Like HowStuffWorks on Facebook!

How the Stack and Tilt Golf Swing Works


Benefits of the Stack and Tilt Golf Swing

The benefits of Stack and Tilt are easiest to see when comparing the swing to a more traditional approach [source: Plummer].

  1. Keeping your weight on your front foot improves consistency and puts the power where you want it. A traditional swing requires you to shift your weight to the back foot on the backswing and then back onto the front foot on the follow-through. Many golfers find this hard to do consistently, so they end up hitting off the back foot instead.
  2. Tilting the spine forward at the top allows your shoulders to swing in a circle, keeping the swing clean and maximizing its force.
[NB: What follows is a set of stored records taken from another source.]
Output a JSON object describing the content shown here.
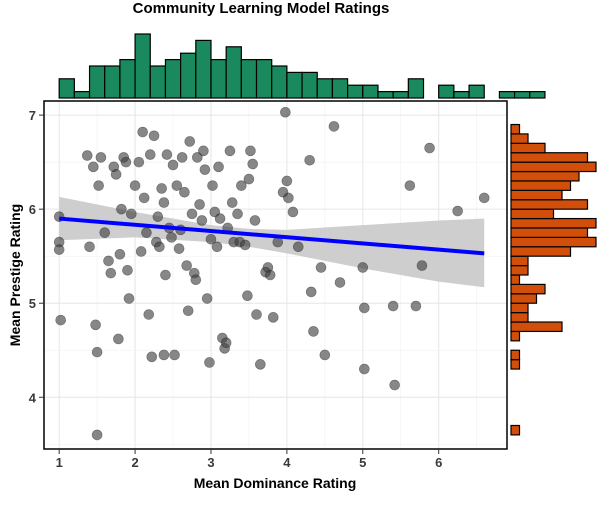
{
  "chart_data": {
    "type": "scatter",
    "title": "Community Learning Model Ratings",
    "xlabel": "Mean Dominance Rating",
    "ylabel": "Mean Prestige Rating",
    "xlim": [
      0.8,
      6.9
    ],
    "ylim": [
      3.45,
      7.15
    ],
    "xticks": [
      "1",
      "2",
      "3",
      "4",
      "5",
      "6"
    ],
    "yticks": [
      "4",
      "5",
      "6",
      "7"
    ],
    "grid": true,
    "colors": {
      "points": "#3d3d3d",
      "regression_line": "#0000ff",
      "confidence_band": "#c9c9c9",
      "top_histogram": "#1a8a5e",
      "right_histogram": "#d14f0a"
    },
    "regression": {
      "x": [
        1.0,
        6.6
      ],
      "y": [
        5.9,
        5.53
      ]
    },
    "confidence_band": {
      "x": [
        1.0,
        2.0,
        3.0,
        3.5,
        4.0,
        5.0,
        6.0,
        6.6
      ],
      "upper": [
        6.13,
        5.97,
        5.83,
        5.79,
        5.78,
        5.83,
        5.88,
        5.9
      ],
      "lower": [
        5.67,
        5.7,
        5.65,
        5.6,
        5.53,
        5.37,
        5.23,
        5.17
      ]
    },
    "points": [
      {
        "x": 1.0,
        "y": 5.92
      },
      {
        "x": 1.0,
        "y": 5.65
      },
      {
        "x": 1.0,
        "y": 5.57
      },
      {
        "x": 1.02,
        "y": 4.82
      },
      {
        "x": 1.37,
        "y": 6.57
      },
      {
        "x": 1.4,
        "y": 5.6
      },
      {
        "x": 1.45,
        "y": 6.45
      },
      {
        "x": 1.48,
        "y": 4.77
      },
      {
        "x": 1.5,
        "y": 4.48
      },
      {
        "x": 1.5,
        "y": 3.6
      },
      {
        "x": 1.52,
        "y": 6.25
      },
      {
        "x": 1.55,
        "y": 6.55
      },
      {
        "x": 1.6,
        "y": 5.75
      },
      {
        "x": 1.65,
        "y": 5.45
      },
      {
        "x": 1.68,
        "y": 5.32
      },
      {
        "x": 1.72,
        "y": 6.45
      },
      {
        "x": 1.75,
        "y": 6.37
      },
      {
        "x": 1.78,
        "y": 4.62
      },
      {
        "x": 1.8,
        "y": 5.52
      },
      {
        "x": 1.82,
        "y": 6.0
      },
      {
        "x": 1.85,
        "y": 6.55
      },
      {
        "x": 1.88,
        "y": 6.5
      },
      {
        "x": 1.9,
        "y": 5.35
      },
      {
        "x": 1.92,
        "y": 5.05
      },
      {
        "x": 1.95,
        "y": 5.95
      },
      {
        "x": 2.0,
        "y": 6.25
      },
      {
        "x": 2.05,
        "y": 6.5
      },
      {
        "x": 2.08,
        "y": 5.55
      },
      {
        "x": 2.1,
        "y": 6.82
      },
      {
        "x": 2.12,
        "y": 6.12
      },
      {
        "x": 2.15,
        "y": 5.75
      },
      {
        "x": 2.18,
        "y": 4.88
      },
      {
        "x": 2.2,
        "y": 6.58
      },
      {
        "x": 2.22,
        "y": 4.43
      },
      {
        "x": 2.25,
        "y": 6.78
      },
      {
        "x": 2.28,
        "y": 5.65
      },
      {
        "x": 2.3,
        "y": 5.92
      },
      {
        "x": 2.32,
        "y": 5.6
      },
      {
        "x": 2.35,
        "y": 6.22
      },
      {
        "x": 2.38,
        "y": 6.07
      },
      {
        "x": 2.38,
        "y": 4.45
      },
      {
        "x": 2.4,
        "y": 5.3
      },
      {
        "x": 2.42,
        "y": 6.58
      },
      {
        "x": 2.45,
        "y": 5.8
      },
      {
        "x": 2.48,
        "y": 5.7
      },
      {
        "x": 2.5,
        "y": 6.47
      },
      {
        "x": 2.52,
        "y": 4.45
      },
      {
        "x": 2.55,
        "y": 6.25
      },
      {
        "x": 2.58,
        "y": 5.58
      },
      {
        "x": 2.6,
        "y": 5.78
      },
      {
        "x": 2.62,
        "y": 6.55
      },
      {
        "x": 2.65,
        "y": 6.18
      },
      {
        "x": 2.68,
        "y": 5.4
      },
      {
        "x": 2.7,
        "y": 4.92
      },
      {
        "x": 2.72,
        "y": 6.72
      },
      {
        "x": 2.75,
        "y": 5.95
      },
      {
        "x": 2.78,
        "y": 5.32
      },
      {
        "x": 2.8,
        "y": 5.25
      },
      {
        "x": 2.82,
        "y": 6.55
      },
      {
        "x": 2.85,
        "y": 6.05
      },
      {
        "x": 2.88,
        "y": 5.88
      },
      {
        "x": 2.9,
        "y": 6.62
      },
      {
        "x": 2.92,
        "y": 6.42
      },
      {
        "x": 2.95,
        "y": 5.05
      },
      {
        "x": 2.98,
        "y": 4.37
      },
      {
        "x": 3.0,
        "y": 5.68
      },
      {
        "x": 3.02,
        "y": 6.25
      },
      {
        "x": 3.05,
        "y": 5.97
      },
      {
        "x": 3.08,
        "y": 5.6
      },
      {
        "x": 3.1,
        "y": 6.45
      },
      {
        "x": 3.12,
        "y": 5.9
      },
      {
        "x": 3.15,
        "y": 4.63
      },
      {
        "x": 3.18,
        "y": 4.52
      },
      {
        "x": 3.2,
        "y": 4.58
      },
      {
        "x": 3.22,
        "y": 5.8
      },
      {
        "x": 3.25,
        "y": 6.62
      },
      {
        "x": 3.28,
        "y": 6.07
      },
      {
        "x": 3.3,
        "y": 5.65
      },
      {
        "x": 3.35,
        "y": 5.95
      },
      {
        "x": 3.38,
        "y": 5.65
      },
      {
        "x": 3.4,
        "y": 6.25
      },
      {
        "x": 3.45,
        "y": 5.62
      },
      {
        "x": 3.48,
        "y": 5.08
      },
      {
        "x": 3.5,
        "y": 6.32
      },
      {
        "x": 3.52,
        "y": 6.62
      },
      {
        "x": 3.55,
        "y": 6.48
      },
      {
        "x": 3.58,
        "y": 5.88
      },
      {
        "x": 3.6,
        "y": 4.88
      },
      {
        "x": 3.65,
        "y": 4.35
      },
      {
        "x": 3.72,
        "y": 5.33
      },
      {
        "x": 3.75,
        "y": 5.38
      },
      {
        "x": 3.78,
        "y": 5.3
      },
      {
        "x": 3.82,
        "y": 4.85
      },
      {
        "x": 3.88,
        "y": 5.65
      },
      {
        "x": 3.95,
        "y": 6.18
      },
      {
        "x": 3.98,
        "y": 7.03
      },
      {
        "x": 4.0,
        "y": 6.3
      },
      {
        "x": 4.02,
        "y": 6.12
      },
      {
        "x": 4.08,
        "y": 5.97
      },
      {
        "x": 4.15,
        "y": 5.6
      },
      {
        "x": 4.3,
        "y": 6.52
      },
      {
        "x": 4.32,
        "y": 5.12
      },
      {
        "x": 4.35,
        "y": 4.7
      },
      {
        "x": 4.45,
        "y": 5.38
      },
      {
        "x": 4.5,
        "y": 4.45
      },
      {
        "x": 4.62,
        "y": 6.88
      },
      {
        "x": 4.7,
        "y": 5.22
      },
      {
        "x": 5.0,
        "y": 5.38
      },
      {
        "x": 5.02,
        "y": 4.95
      },
      {
        "x": 5.02,
        "y": 4.3
      },
      {
        "x": 5.4,
        "y": 4.97
      },
      {
        "x": 5.42,
        "y": 4.13
      },
      {
        "x": 5.62,
        "y": 6.25
      },
      {
        "x": 5.7,
        "y": 4.97
      },
      {
        "x": 5.78,
        "y": 5.4
      },
      {
        "x": 5.88,
        "y": 6.65
      },
      {
        "x": 6.25,
        "y": 5.98
      },
      {
        "x": 6.6,
        "y": 6.12
      }
    ],
    "x_histogram": {
      "bin_start": 1.0,
      "bin_width": 0.2,
      "counts": [
        3,
        1,
        5,
        5,
        6,
        10,
        5,
        6,
        7,
        9,
        6,
        8,
        6,
        6,
        5,
        4,
        4,
        3,
        3,
        2,
        2,
        1,
        1,
        3,
        0,
        2,
        1,
        2,
        0,
        1,
        1,
        1
      ]
    },
    "y_histogram": {
      "bin_start": 3.6,
      "bin_width": 0.1,
      "counts": [
        1,
        0,
        0,
        0,
        0,
        0,
        0,
        1,
        1,
        0,
        1,
        6,
        2,
        2,
        3,
        4,
        1,
        2,
        2,
        7,
        10,
        9,
        10,
        5,
        9,
        6,
        7,
        8,
        10,
        9,
        4,
        2,
        1,
        0,
        0
      ]
    }
  }
}
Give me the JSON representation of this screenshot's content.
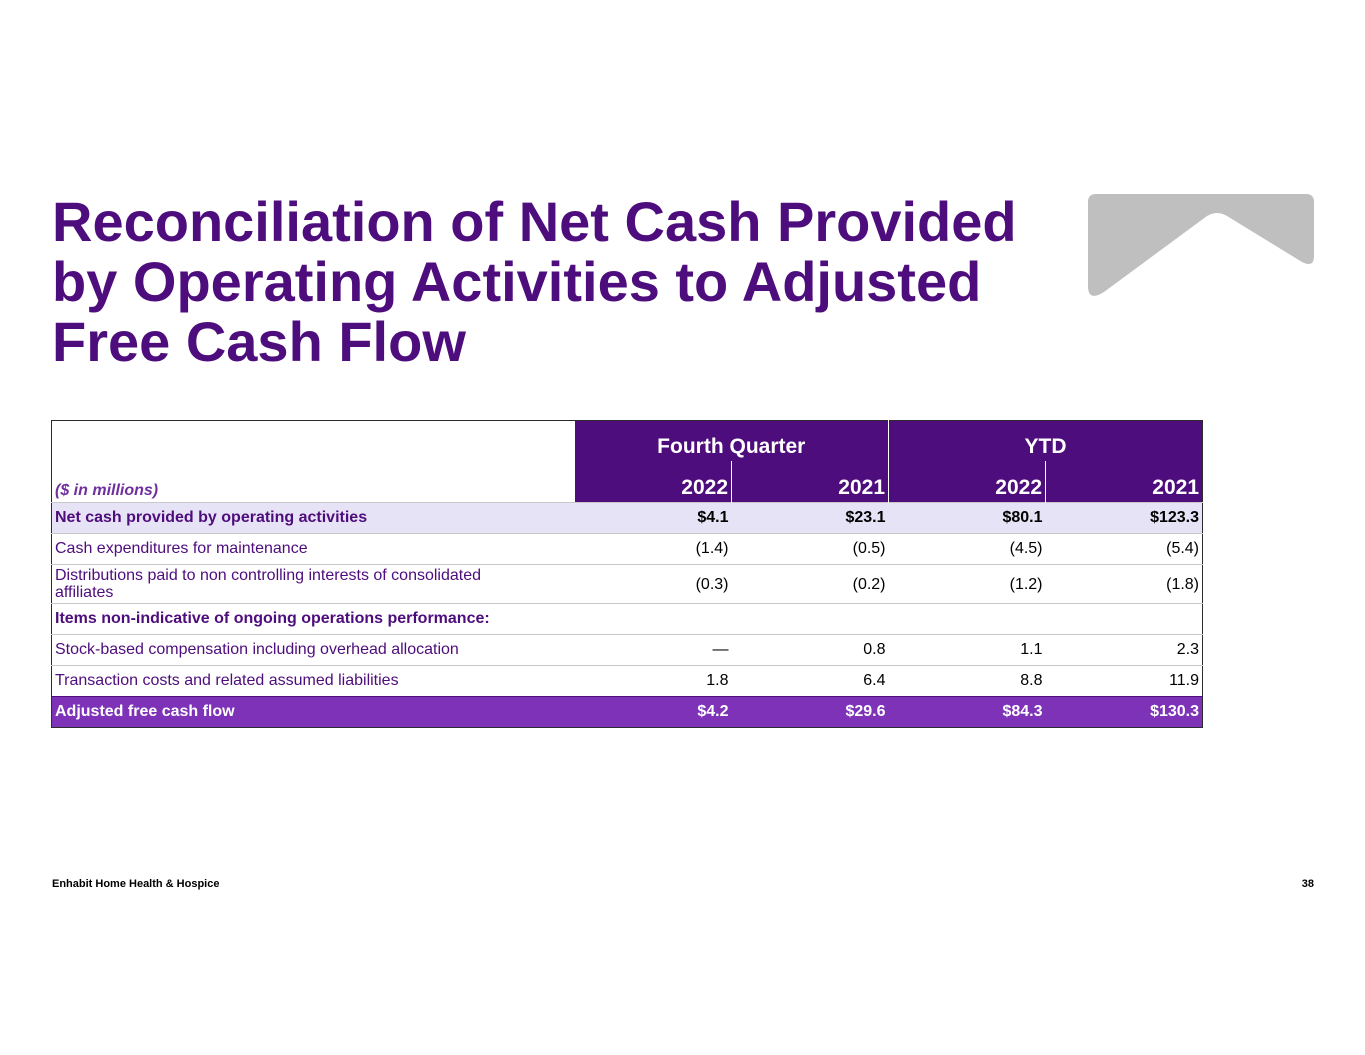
{
  "title": "Reconciliation of Net Cash Provided by Operating Activities to Adjusted Free Cash Flow",
  "logo": {
    "icon": "chevron-logo-icon",
    "color": "#bfbfbf"
  },
  "table": {
    "unit_label": "($ in millions)",
    "group_headers": [
      "Fourth Quarter",
      "YTD"
    ],
    "years": [
      "2022",
      "2021",
      "2022",
      "2021"
    ],
    "rows": [
      {
        "label": "Net cash provided by operating activities",
        "values": [
          "$4.1",
          "$23.1",
          "$80.1",
          "$123.3"
        ]
      },
      {
        "label": "Cash expenditures for maintenance",
        "values": [
          "(1.4)",
          "(0.5)",
          "(4.5)",
          "(5.4)"
        ]
      },
      {
        "label": "Distributions paid to non controlling interests of consolidated affiliates",
        "values": [
          "(0.3)",
          "(0.2)",
          "(1.2)",
          "(1.8)"
        ]
      },
      {
        "label": "Items non-indicative of ongoing operations performance:",
        "values": [
          "",
          "",
          "",
          ""
        ]
      },
      {
        "label": "Stock-based compensation including overhead allocation",
        "values": [
          "—",
          "0.8",
          "1.1",
          "2.3"
        ]
      },
      {
        "label": "Transaction costs and related assumed liabilities",
        "values": [
          "1.8",
          "6.4",
          "8.8",
          "11.9"
        ]
      },
      {
        "label": "Adjusted free cash flow",
        "values": [
          "$4.2",
          "$29.6",
          "$84.3",
          "$130.3"
        ]
      }
    ]
  },
  "footer": {
    "company": "Enhabit Home Health & Hospice",
    "page_number": "38"
  },
  "colors": {
    "primary_purple": "#4e0d7c",
    "accent_purple": "#7d32b8",
    "row_shade": "#e7e3f6"
  }
}
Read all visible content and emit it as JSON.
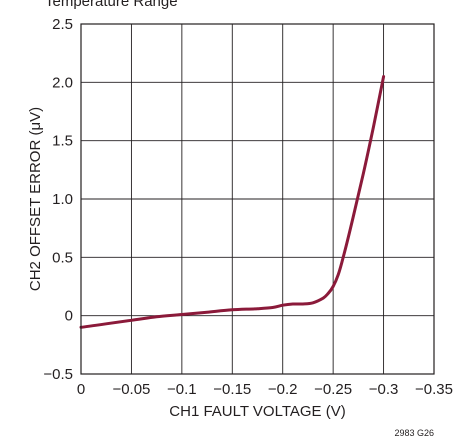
{
  "partial_title_text": "Temperature Range",
  "figure_id": "2983 G26",
  "chart_data": {
    "type": "line",
    "xlabel": "CH1 FAULT VOLTAGE (V)",
    "ylabel": "CH2 OFFSET ERROR (μV)",
    "xlim": [
      0,
      -0.35
    ],
    "ylim": [
      -0.5,
      2.5
    ],
    "x_ticks": [
      "0",
      "−0.05",
      "−0.1",
      "−0.15",
      "−0.2",
      "−0.25",
      "−0.3",
      "−0.35"
    ],
    "y_ticks": [
      "−0.5",
      "0",
      "0.5",
      "1.0",
      "1.5",
      "2.0",
      "2.5"
    ],
    "grid": true,
    "series": [
      {
        "color": "#8b1a3a",
        "x": [
          0,
          -0.025,
          -0.05,
          -0.075,
          -0.1,
          -0.125,
          -0.15,
          -0.175,
          -0.19,
          -0.2,
          -0.21,
          -0.22,
          -0.23,
          -0.24,
          -0.245,
          -0.25,
          -0.255,
          -0.26,
          -0.27,
          -0.28,
          -0.29,
          -0.3
        ],
        "y": [
          -0.1,
          -0.07,
          -0.04,
          -0.01,
          0.01,
          0.03,
          0.05,
          0.06,
          0.07,
          0.09,
          0.1,
          0.1,
          0.11,
          0.15,
          0.19,
          0.25,
          0.35,
          0.5,
          0.85,
          1.22,
          1.62,
          2.05
        ]
      }
    ]
  }
}
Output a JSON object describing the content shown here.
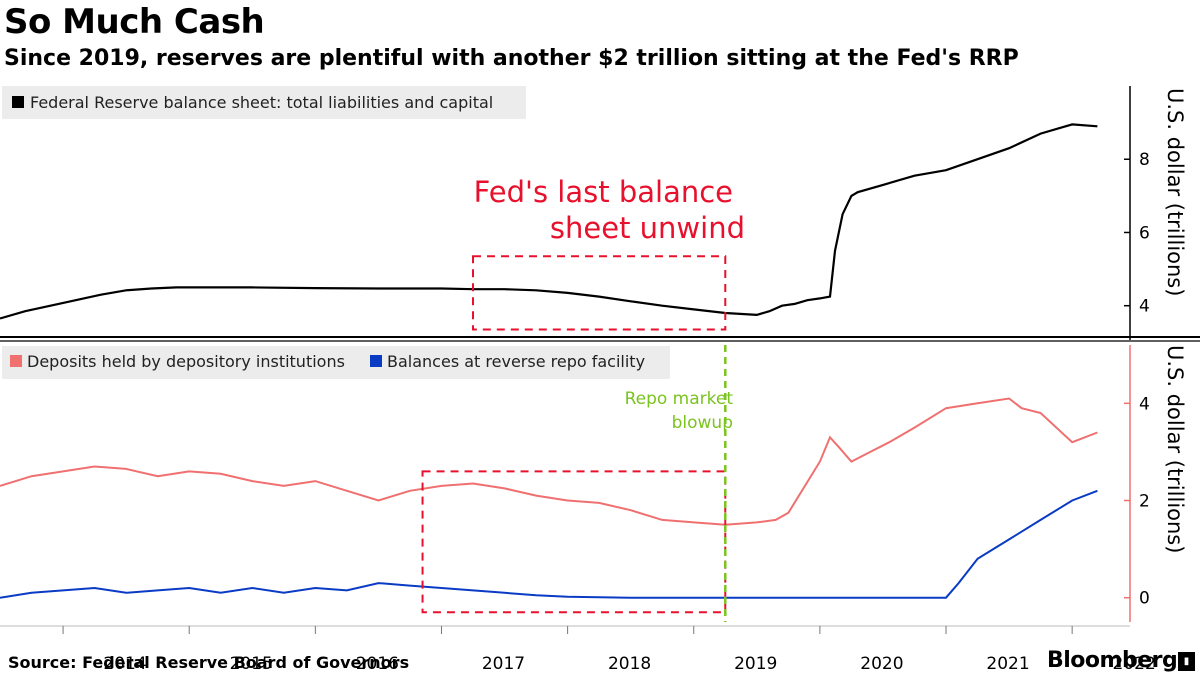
{
  "title": "So Much Cash",
  "subtitle": "Since 2019, reserves are plentiful with another $2 trillion sitting at the Fed's RRP",
  "source": "Source: Federal Reserve Board of Governors",
  "brand": "Bloomberg",
  "colors": {
    "balance_sheet": "#000000",
    "deposits": "#f07070",
    "rrp": "#0a3bc4",
    "annotation_box": "#e8112d",
    "repo_line": "#7ac41f",
    "lower_axis": "#f07070"
  },
  "chart_data": [
    {
      "type": "line",
      "legend": [
        "Federal Reserve balance sheet: total liabilities and capital"
      ],
      "ylabel": "U.S. dollar (trillions)",
      "yticks": [
        4,
        6,
        8
      ],
      "ylim": [
        3.2,
        10.0
      ],
      "xlim": [
        2013.5,
        2022.3
      ],
      "annotation": {
        "text_lines": [
          "Fed's last balance",
          "sheet unwind"
        ],
        "box_x": [
          2017.25,
          2019.25
        ],
        "box_y": [
          3.35,
          5.35
        ]
      },
      "series": [
        {
          "name": "Federal Reserve balance sheet: total liabilities and capital",
          "x": [
            2013.5,
            2013.7,
            2013.9,
            2014.1,
            2014.3,
            2014.5,
            2014.7,
            2014.9,
            2015.0,
            2015.5,
            2016.0,
            2016.5,
            2017.0,
            2017.25,
            2017.5,
            2017.75,
            2018.0,
            2018.25,
            2018.5,
            2018.75,
            2019.0,
            2019.25,
            2019.5,
            2019.6,
            2019.7,
            2019.8,
            2019.9,
            2020.0,
            2020.08,
            2020.12,
            2020.18,
            2020.25,
            2020.3,
            2020.5,
            2020.75,
            2021.0,
            2021.25,
            2021.5,
            2021.75,
            2022.0,
            2022.2
          ],
          "values": [
            3.65,
            3.85,
            4.0,
            4.15,
            4.3,
            4.42,
            4.47,
            4.5,
            4.5,
            4.5,
            4.48,
            4.47,
            4.47,
            4.45,
            4.45,
            4.42,
            4.35,
            4.25,
            4.12,
            4.0,
            3.9,
            3.8,
            3.75,
            3.85,
            4.0,
            4.05,
            4.15,
            4.2,
            4.25,
            5.5,
            6.5,
            7.0,
            7.1,
            7.3,
            7.55,
            7.7,
            8.0,
            8.3,
            8.7,
            8.95,
            8.9
          ]
        }
      ]
    },
    {
      "type": "line",
      "legend": [
        "Deposits held by depository institutions",
        "Balances at reverse repo facility"
      ],
      "ylabel": "U.S. dollar (trillions)",
      "yticks": [
        0,
        2,
        4
      ],
      "ylim": [
        -0.5,
        5.2
      ],
      "xlim": [
        2013.5,
        2022.3
      ],
      "annotation": {
        "text_lines": [
          "Repo market",
          "blowup"
        ],
        "x": 2019.25,
        "box_x": [
          2016.85,
          2019.25
        ],
        "box_y": [
          -0.3,
          2.6
        ]
      },
      "xticks": [
        "2014",
        "2015",
        "2016",
        "2017",
        "2018",
        "2019",
        "2020",
        "2021",
        "2022"
      ],
      "xtick_values": [
        2014,
        2015,
        2016,
        2017,
        2018,
        2019,
        2020,
        2021,
        2022
      ],
      "series": [
        {
          "name": "Deposits held by depository institutions",
          "x": [
            2013.5,
            2013.75,
            2014.0,
            2014.25,
            2014.5,
            2014.75,
            2015.0,
            2015.25,
            2015.5,
            2015.75,
            2016.0,
            2016.25,
            2016.5,
            2016.75,
            2017.0,
            2017.25,
            2017.5,
            2017.75,
            2018.0,
            2018.25,
            2018.5,
            2018.75,
            2019.0,
            2019.25,
            2019.5,
            2019.65,
            2019.75,
            2020.0,
            2020.08,
            2020.15,
            2020.25,
            2020.4,
            2020.55,
            2020.75,
            2021.0,
            2021.25,
            2021.5,
            2021.6,
            2021.75,
            2022.0,
            2022.2
          ],
          "values": [
            2.3,
            2.5,
            2.6,
            2.7,
            2.65,
            2.5,
            2.6,
            2.55,
            2.4,
            2.3,
            2.4,
            2.2,
            2.0,
            2.2,
            2.3,
            2.35,
            2.25,
            2.1,
            2.0,
            1.95,
            1.8,
            1.6,
            1.55,
            1.5,
            1.55,
            1.6,
            1.75,
            2.8,
            3.3,
            3.1,
            2.8,
            3.0,
            3.2,
            3.5,
            3.9,
            4.0,
            4.1,
            3.9,
            3.8,
            3.2,
            3.4
          ]
        },
        {
          "name": "Balances at reverse repo facility",
          "x": [
            2013.5,
            2013.75,
            2014.0,
            2014.25,
            2014.5,
            2014.75,
            2015.0,
            2015.25,
            2015.5,
            2015.75,
            2016.0,
            2016.25,
            2016.5,
            2016.75,
            2017.0,
            2017.25,
            2017.5,
            2017.75,
            2018.0,
            2018.5,
            2019.0,
            2019.5,
            2020.0,
            2020.25,
            2020.5,
            2020.75,
            2021.0,
            2021.1,
            2021.25,
            2021.5,
            2021.75,
            2022.0,
            2022.2
          ],
          "values": [
            0.0,
            0.1,
            0.15,
            0.2,
            0.1,
            0.15,
            0.2,
            0.1,
            0.2,
            0.1,
            0.2,
            0.15,
            0.3,
            0.25,
            0.2,
            0.15,
            0.1,
            0.05,
            0.02,
            0.0,
            0.0,
            0.0,
            0.0,
            0.0,
            0.0,
            0.0,
            0.0,
            0.3,
            0.8,
            1.2,
            1.6,
            2.0,
            2.2
          ]
        }
      ]
    }
  ]
}
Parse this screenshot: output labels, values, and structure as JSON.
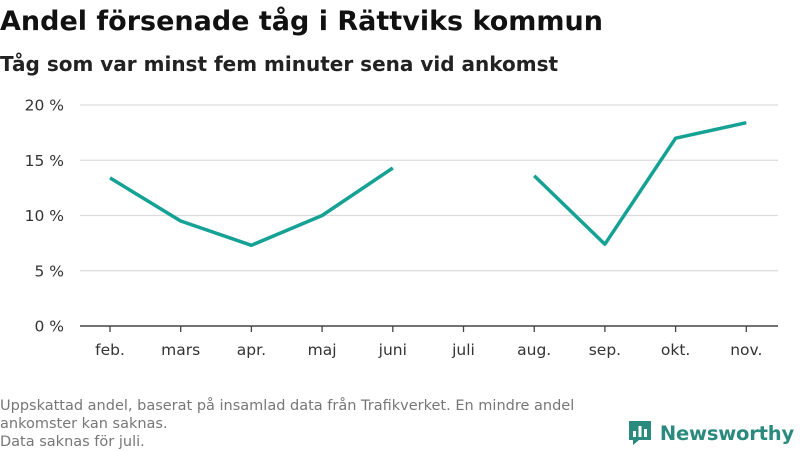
{
  "header": {
    "title": "Andel försenade tåg i Rättviks kommun",
    "subtitle": "Tåg som var minst fem minuter sena vid ankomst"
  },
  "chart_data": {
    "type": "line",
    "title": "Andel försenade tåg i Rättviks kommun",
    "subtitle": "Tåg som var minst fem minuter sena vid ankomst",
    "categories": [
      "feb.",
      "mars",
      "apr.",
      "maj",
      "juni",
      "juli",
      "aug.",
      "sep.",
      "okt.",
      "nov."
    ],
    "series": [
      {
        "values": [
          13.4,
          9.5,
          7.3,
          10.0,
          14.3,
          null,
          13.6,
          7.4,
          17.0,
          18.4
        ]
      }
    ],
    "ylim": [
      0,
      20
    ],
    "yticks": [
      0,
      5,
      10,
      15,
      20
    ],
    "ytick_labels": [
      "0 %",
      "5 %",
      "10 %",
      "15 %",
      "20 %"
    ],
    "grid": true,
    "line_color": "#16a195"
  },
  "footer": {
    "note_line1": "Uppskattad andel, baserat på insamlad data från Trafikverket. En mindre andel",
    "note_line2": "ankomster kan saknas.",
    "note_line3": "Data saknas för juli."
  },
  "brand": {
    "name": "Newsworthy",
    "logo_icon": "bar-chart-speech-bubble-icon",
    "color": "#2b8a7e"
  }
}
Called by some people a "reverse pivot" or a "reverse shift," tilting forward is the natural posture when you turn your shoulders in a circle while keeping your body centered over the ball.
  3. Sliding your hips helps prevent slicing and provides more power to the swing. Golfers are traditionally taught to turn their hips through the shot, but that can pull the club across the ball. Sliding the hips lets you hit a gentler curve while also shallowing the club descent and setting up your body to support the swing -- all of which adds up to a more solid strike.
  4. Releasing the forward tilt of the hips adds power. We are often told to keep our hips in the same position during the swing as they were during address, but this limits rotation and kills momentum. Just think of how a baseball slugger uses hip release to generate power.
  5. The hip-thrust and spine-stretch lengthen arms, resulting in a truer release. As the spine tilts back and the hips slide forward, the arms must stretch, adding rotational power and more effectively releasing the stored potential of the address stance.

Peter Finch, senior editor of Golf Digest, reported hitting the ball at a lower angle and about 10 yards farther than usual. He said that his shorts were closer to dead center on the clubface and that he felt a "noticeable difference in compression" [source: Finch]. Still, there is no substitute for the hands-on approach, so why not give stack and tilt a try for yourself?